There’s never been more talent thinking about what they might do next. Go hire them!

Employee Surveys Won’t Tell You Whether To Return To An Office Or Not

Engage your team and understand their needs but craft your “Return To Office” strategy from the top down

We’ve backed a wide variety of startups at Homebrew but the CEOs are now all coalescing around one theme: it’s time to start making choices about what ‘back to the office’ looks like (note 95%+ of our investments are based in the US). Some are high conviction that all being back in an office five days a week is the right thing for their company (alongside modern policies around when flexible scheduling and WFH makes sense). Others embraced a distributed team from early on, or pivoted to one during the past year, and shake their head at the idea that a single HQ ever makes sense for a tech company like theirs. And of course, there are those crafting hybrid strategies, utilizing the skills their organizations have developed over 2020 to balance Work From Office and Work From Elsewhere. While I’ve personally advocated for in-office/balanced solutions, there’s one thing I’m absolutely certain about: you shouldn’t make the decision based on an employee survey alone.

Now this isn’t to say that you should develop your “return to office (or not)” plan in a vacuum and spring it on your teams fully formed with no chance to comment. But ultimately it’s going to be the decision of the executive team, and specifically the CEO, who must make the call.

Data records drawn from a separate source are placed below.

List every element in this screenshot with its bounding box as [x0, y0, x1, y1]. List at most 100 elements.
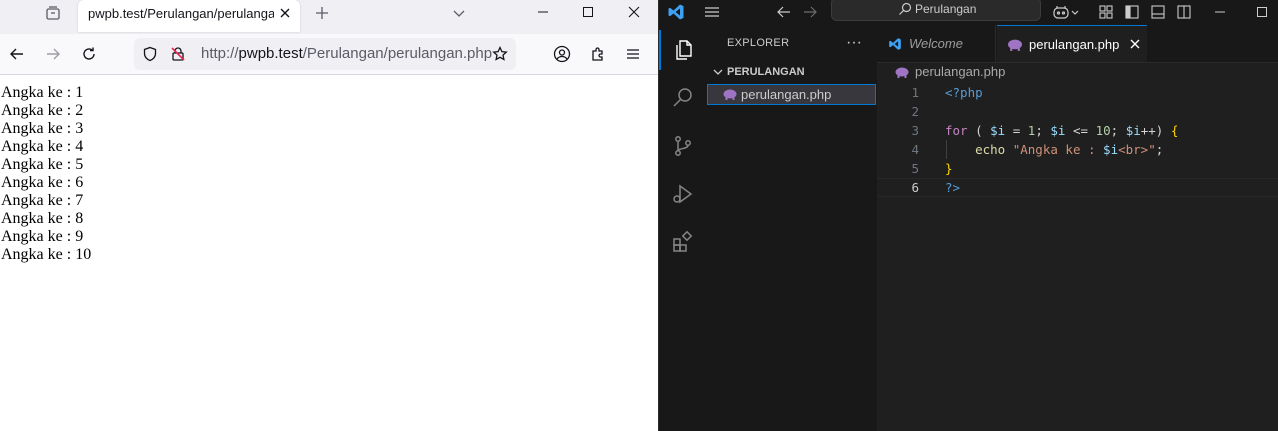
tab-welcome[interactable]: Welcome	[877, 25, 996, 62]
insecure-connection-lock-icon[interactable]	[168, 44, 188, 64]
output-line: Angka ke : 9	[1, 228, 84, 245]
browser-tab-active[interactable]: pwpb.test/Perulangan/perulangan.php	[78, 0, 300, 32]
editor-area: Welcome perulangan.php perulangan.php 1 <…	[877, 25, 1278, 431]
code-line[interactable]: 5}	[877, 159, 1278, 178]
code-line[interactable]: 3 for ( $i = 1; $i <= 10; $i++) {	[877, 121, 1278, 140]
url-text: http://pwpb.test/Perulangan/perulangan.p…	[201, 45, 492, 62]
explorer-file-perulangan-php[interactable]: perulangan.php	[707, 84, 876, 105]
output-line: Angka ke : 3	[1, 120, 84, 137]
tab-perulangan-label: perulangan.php	[1029, 37, 1120, 52]
vscode-maximize-icon[interactable]	[1251, 1, 1273, 23]
account-icon[interactable]	[550, 42, 574, 66]
tracking-protection-shield-icon[interactable]	[140, 44, 160, 64]
command-center-label: Perulangan	[915, 2, 977, 16]
toggle-primary-sidebar-icon[interactable]	[1121, 1, 1143, 23]
forward-icon[interactable]	[41, 42, 65, 66]
code-token: ++)	[1140, 123, 1171, 138]
output-line: Angka ke : 8	[1, 210, 84, 227]
page-content: Angka ke : 1 Angka ke : 2 Angka ke : 3 Angk…	[0, 75, 658, 431]
browser-tab-title: pwpb.test/Perulangan/perulangan.php	[88, 6, 274, 21]
line-number: 1	[911, 85, 919, 100]
folder-perulangan[interactable]: PERULANGAN	[707, 63, 877, 83]
toggle-secondary-sidebar-icon[interactable]	[1173, 1, 1195, 23]
vscode-logo-small-icon	[889, 38, 901, 50]
code-token: echo	[945, 142, 1013, 157]
code-token: ?>	[945, 180, 961, 195]
code-token: 10	[1095, 123, 1111, 138]
code-token: {	[1170, 123, 1179, 138]
chevron-down-icon	[713, 69, 723, 75]
tab-list-icon[interactable]	[42, 2, 64, 24]
php-output: Angka ke : 1 Angka ke : 2 Angka ke : 3 Angk…	[1, 84, 91, 264]
vscode-title-bar: Perulangan	[659, 0, 1278, 25]
line-number: 6	[911, 180, 919, 195]
editor-tabs: Welcome perulangan.php	[877, 25, 1278, 63]
new-tab-icon[interactable]	[312, 3, 332, 23]
close-editor-tab-icon[interactable]	[1128, 37, 1142, 51]
extensions-icon[interactable]	[586, 42, 610, 66]
vscode-window: Perulangan EXPLORER ··· PERULANGAN perul…	[658, 0, 1278, 431]
code-line[interactable]: 6 ?>	[877, 178, 1278, 197]
run-and-debug-icon[interactable]	[659, 174, 707, 214]
code-token: $i	[1103, 142, 1119, 157]
more-actions-icon[interactable]: ···	[844, 33, 864, 53]
bookmark-star-icon[interactable]	[490, 44, 510, 64]
code-token: <br>"	[1118, 142, 1156, 157]
line-number: 4	[911, 142, 919, 157]
close-tab-icon[interactable]	[276, 4, 294, 22]
code-token: =	[1005, 123, 1028, 138]
copilot-icon[interactable]	[1049, 1, 1083, 23]
menu-icon[interactable]	[701, 1, 723, 23]
browser-window: pwpb.test/Perulangan/perulangan.php	[0, 0, 658, 431]
browser-navigation-bar: http://pwpb.test/Perulangan/perulangan.p…	[0, 34, 658, 75]
line-number: 2	[911, 104, 919, 119]
minimize-icon[interactable]	[521, 0, 565, 24]
code-token: "Angka ke :	[1012, 142, 1104, 157]
php-elephant-icon	[1008, 39, 1022, 51]
code-text: for ( $i = 1; $i <= 10; $i++) {	[945, 121, 1178, 140]
toggle-panel-icon[interactable]	[1147, 1, 1169, 23]
go-forward-icon[interactable]	[799, 1, 821, 23]
hamburger-menu-icon[interactable]	[621, 42, 645, 66]
explorer-icon[interactable]	[659, 30, 707, 70]
maximize-icon[interactable]	[566, 0, 610, 24]
code-token: for	[945, 123, 968, 138]
command-center-search[interactable]: Perulangan	[831, 0, 1041, 21]
output-line: Angka ke : 6	[1, 174, 84, 191]
code-text: echo "Angka ke : $i<br>";	[945, 140, 1163, 159]
code-token: $i	[1125, 123, 1141, 138]
php-elephant-icon	[895, 67, 909, 78]
tab-perulangan-php[interactable]: perulangan.php	[997, 25, 1147, 62]
line-number: 3	[911, 123, 919, 138]
search-view-icon[interactable]	[659, 78, 707, 118]
reload-icon[interactable]	[77, 42, 101, 66]
code-text: <?php	[945, 83, 983, 102]
close-window-icon[interactable]	[612, 0, 656, 24]
url-host: pwpb.test	[238, 45, 303, 62]
code-token: <?php	[945, 85, 983, 100]
back-icon[interactable]	[5, 42, 29, 66]
code-token: <=	[1065, 123, 1096, 138]
list-all-tabs-icon[interactable]	[449, 3, 469, 23]
explorer-sidebar: EXPLORER ··· PERULANGAN perulangan.php	[707, 25, 878, 431]
tab-welcome-label: Welcome	[909, 36, 963, 51]
code-token: }	[945, 161, 953, 176]
extensions-view-icon[interactable]	[659, 222, 707, 262]
source-control-icon[interactable]	[659, 126, 707, 166]
code-line[interactable]: 4 echo "Angka ke : $i<br>";	[877, 140, 1278, 159]
go-back-icon[interactable]	[773, 1, 795, 23]
code-line[interactable]: 2	[877, 102, 1278, 121]
browser-tab-bar: pwpb.test/Perulangan/perulangan.php	[0, 0, 658, 34]
vscode-minimize-icon[interactable]	[1209, 1, 1231, 23]
code-editor[interactable]: 1 <?php 2 3 for ( $i = 1; $i <= 10; $i++) {4…	[877, 83, 1278, 197]
folder-name: PERULANGAN	[727, 66, 805, 78]
code-line[interactable]: 1 <?php	[877, 83, 1278, 102]
code-token: ;	[1110, 123, 1126, 138]
line-number: 5	[911, 161, 919, 176]
code-token: ;	[1155, 142, 1164, 157]
activity-bar	[659, 25, 708, 431]
address-bar[interactable]: http://pwpb.test/Perulangan/perulangan.p…	[134, 38, 516, 70]
customize-layout-icon[interactable]	[1095, 1, 1117, 23]
code-text: }	[945, 159, 953, 178]
output-line: Angka ke : 7	[1, 192, 84, 209]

And the Chief People Officers are going to deserve bonuses figuring this stuff out. DocuSign’s CPO Joan Burke concedes, “The truth of the matter is, this is just a big experiment that we’re all in and none of us really have an answer. We just have to stay open and fluid and listen to our employees.”

There’s going to be a TON of news coverage, hot takes, strong opinions, and purity tests on this stuff over the coming months. Assume as CEO that it will be impossible to retain 100% of your employees no matter what you decide. There’s going to be a talent reshuffling for the next 6–24 months IMO as employees decide whether their current employer’s workplace strategy is right for them or not.

And resist the urge to reduce this to assumptions like “equitable workplaces are those with the fewest mandates.” These choices are complex, often with unintended consequences. Flexible schedules more friendly for women? Unclear according to this WSJ article:

Denise Rousseau, a professor of organizational behavior and public policy at Carnegie Mellon University, said hybrid models appear to offer the benefits of both worlds. But they could inadvertently disadvantage women, who shoulder the bulk of caregiving duties and may be more likely to seek more home-based arrangements and miss out on professional face-time, she said. Any solution to one problem will raise other challenges, she said.

The President of Barnard College fears similar and notes it’s about systems of choices, not just a single decision:

So what should well-intentioned companies and managers do? If you think flexible work will boost equity, especially for parents, it is critical to consider what other policies and practices must be in place to advance this goal. Providing paid family and parental leave — as opposed to just maternity leave — and encouraging employees to take it is one example. Ensuring managers do not favor in-person employees for mentorships, in evaluations or for other opportunities is another.

So start thinking about what’s right for your stage of company, the type of product you build, the culture you’ve created, and then prepare for a lot of communication over the second half of the year.